Getting known with Arduino

This year started with an interesting new course that is all about building a prototype. I have always found robots fascinating and now I have an opportunity to build something with my own hands.

The very first project - traffic light controller


Our first assignment was to build a small project from the following components:
  1. Arduino (UNO) and USB
  2. Jumper wires
  3. Led lights
  4. Breadboard

1. Hello world, can you hear me?

I downloaded the programming environment for Arduino from http://arduino.cc/en/Main/Software. (My operation system is Windows 8.1). 


Once the software is installed it is necessary to test if the Arduino is responding to it by blinking a light, in other words this is Arduino's way to say "Hello World".
Connect Arduino to your computer with USB and open the programming environment. Choose File > Examples > 01.Basics and run it. If everything is fine Arduino will now blink it's led. Just to be sure I changed the running loop's delay times to see the resorts in action before going any further.


2. Testing the led light


I like to build everything in small steps. Instead of trying to attach all the led lights on the breadboard at once I start with one.

Led has two legs - the shorter one is "negative" and the longer one "positive". This must be remembered when connecting the jumper wires between Arduino and breadboard.
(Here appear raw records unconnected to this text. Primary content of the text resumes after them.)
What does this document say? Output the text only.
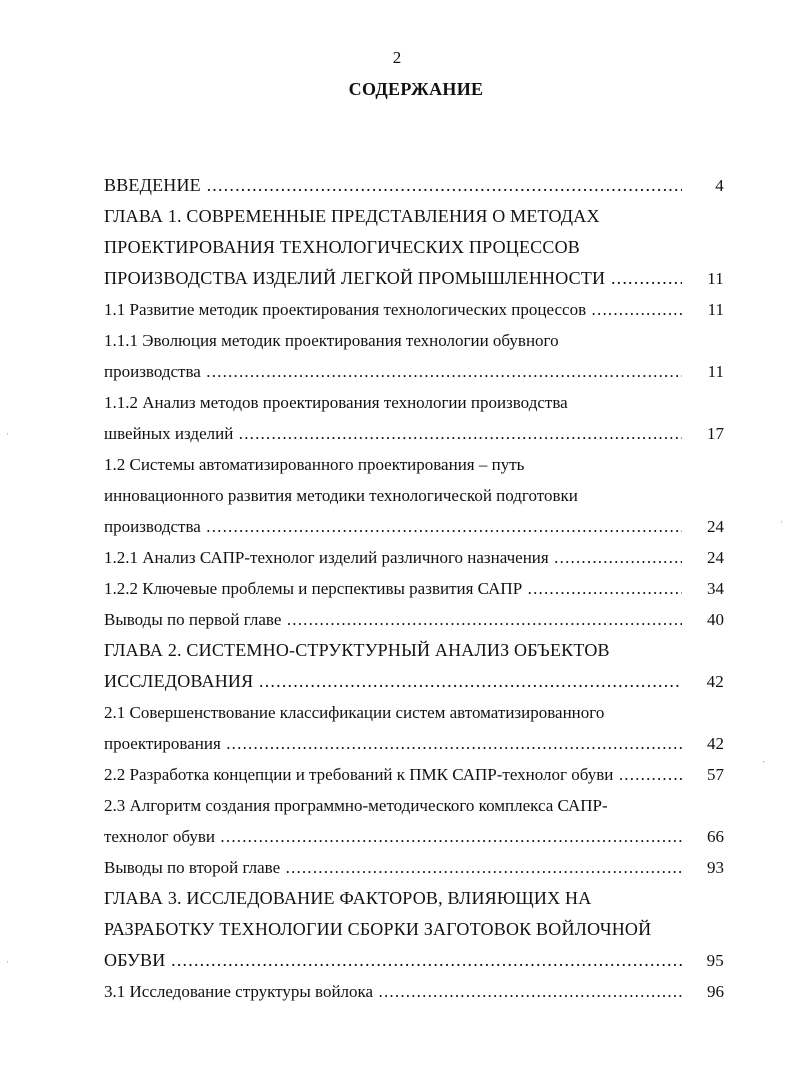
2
СОДЕРЖАНИЕ
ВВЕДЕНИЕ .....	4
ГЛАВА 1. СОВРЕМЕННЫЕ ПРЕДСТАВЛЕНИЯ О МЕТОДАХ
ПРОЕКТИРОВАНИЯ ТЕХНОЛОГИЧЕСКИХ ПРОЦЕССОВ
ПРОИЗВОДСТВА ИЗДЕЛИЙ ЛЕГКОЙ ПРОМЫШЛЕННОСТИ .....	11
1.1 Развитие методик проектирования технологических процессов .....	11
1.1.1 Эволюция методик проектирования технологии обувного
производства .....	11
1.1.2 Анализ методов проектирования технологии производства
швейных изделий .....	17
1.2 Системы автоматизированного проектирования – путь
инновационного развития методики технологической подготовки
производства .....	24
1.2.1 Анализ САПР-технолог изделий различного назначения .....	24
1.2.2 Ключевые проблемы и перспективы развития САПР .....	34
Выводы по первой главе .....	40
ГЛАВА 2. СИСТЕМНО-СТРУКТУРНЫЙ АНАЛИЗ ОБЪЕКТОВ
ИССЛЕДОВАНИЯ .....	42
2.1 Совершенствование классификации систем автоматизированного
проектирования .....	42
2.2 Разработка концепции и требований к ПМК САПР-технолог обуви .....	57
2.3 Алгоритм создания программно-методического комплекса САПР-
технолог обуви .....	66
Выводы по второй главе .....	93
ГЛАВА 3. ИССЛЕДОВАНИЕ ФАКТОРОВ, ВЛИЯЮЩИХ НА
РАЗРАБОТКУ ТЕХНОЛОГИИ СБОРКИ ЗАГОТОВОК ВОЙЛОЧНОЙ
ОБУВИ .....	95
3.1 Исследование структуры войлока .....	96
ˈ
ˈ
ˏ
ˈ
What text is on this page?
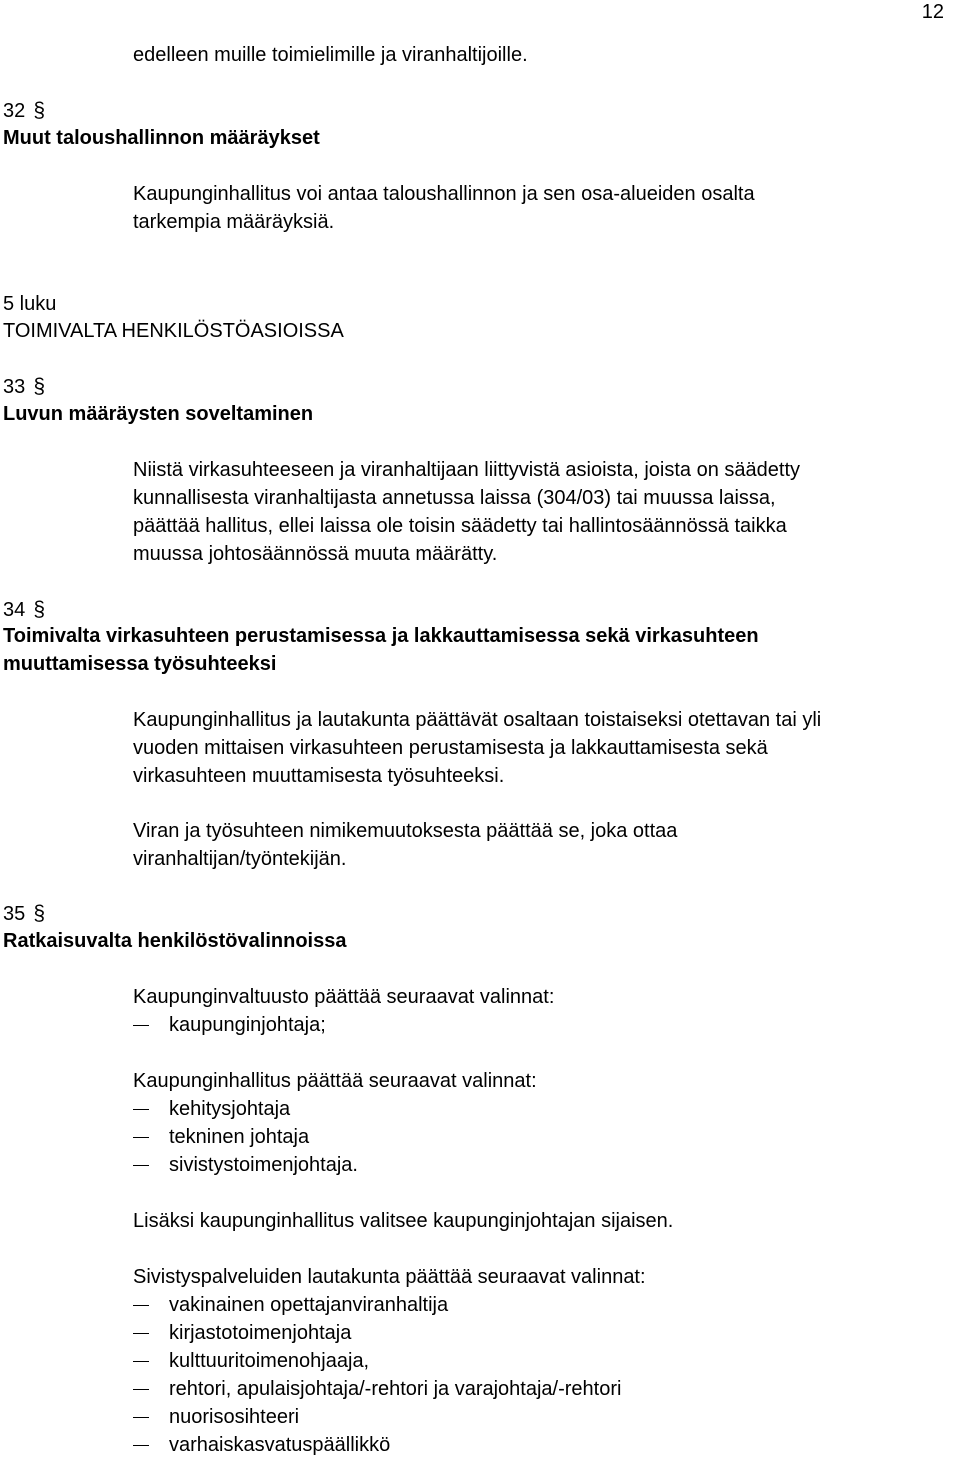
12
edelleen muille toimielimille ja viranhaltijoille.
32 §
Muut taloushallinnon määräykset
Kaupunginhallitus voi antaa taloushallinnon ja sen osa-alueiden osalta
tarkempia määräyksiä.
5 luku
TOIMIVALTA HENKILÖSTÖASIOISSA
33 §
Luvun määräysten soveltaminen
Niistä virkasuhteeseen ja viranhaltijaan liittyvistä asioista, joista on säädetty
kunnallisesta viranhaltijasta annetussa laissa (304/03) tai muussa laissa,
päättää hallitus, ellei laissa ole toisin säädetty tai hallintosäännössä taikka
muussa johtosäännössä muuta määrätty.
34 §
Toimivalta virkasuhteen perustamisessa ja lakkauttamisessa sekä virkasuhteen
muuttamisessa työsuhteeksi
Kaupunginhallitus ja lautakunta päättävät osaltaan toistaiseksi otettavan tai yli
vuoden mittaisen virkasuhteen perustamisesta ja lakkauttamisesta sekä
virkasuhteen muuttamisesta työsuhteeksi.
Viran ja työsuhteen nimikemuutoksesta päättää se, joka ottaa
viranhaltijan/työntekijän.
35 §
Ratkaisuvalta henkilöstövalinnoissa
Kaupunginvaltuusto päättää seuraavat valinnat:
kaupunginjohtaja;
Kaupunginhallitus päättää seuraavat valinnat:
kehitysjohtaja
tekninen johtaja
sivistystoimenjohtaja.
Lisäksi kaupunginhallitus valitsee kaupunginjohtajan sijaisen.
Sivistyspalveluiden lautakunta päättää seuraavat valinnat:
vakinainen opettajanviranhaltija
kirjastotoimenjohtaja
kulttuuritoimenohjaaja,
rehtori, apulaisjohtaja/-rehtori ja varajohtaja/-rehtori
nuorisosihteeri
varhaiskasvatuspäällikkö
For example I connected one jumper wire on the gnd pin of Arduino and put the other end vertically to the same line where I had attached my negative leg of the led light (GND > J61). After that I connected the other jumper wire between LED light pin 13 and other end vertically to the same row on breadboard where the positive side of the led leg was attached. I ran the Arduine Blink code again and the little miracle happened - the green led light started blinking!



3. The final result


I attached the second led light with the same method as I did the first one but this time I had to connected the ground wire differently. I put it through the the same row where the first (green) led's negative leg was to the second's (yellow) negative leg row. The lights worked but in order to make them some short of traffic light I needed to change the code - When the green light is on the road is free to go for 2 minutes. When the light is off there is still two minutes time to use the road until the users of the "yellow" road are allowed to drive.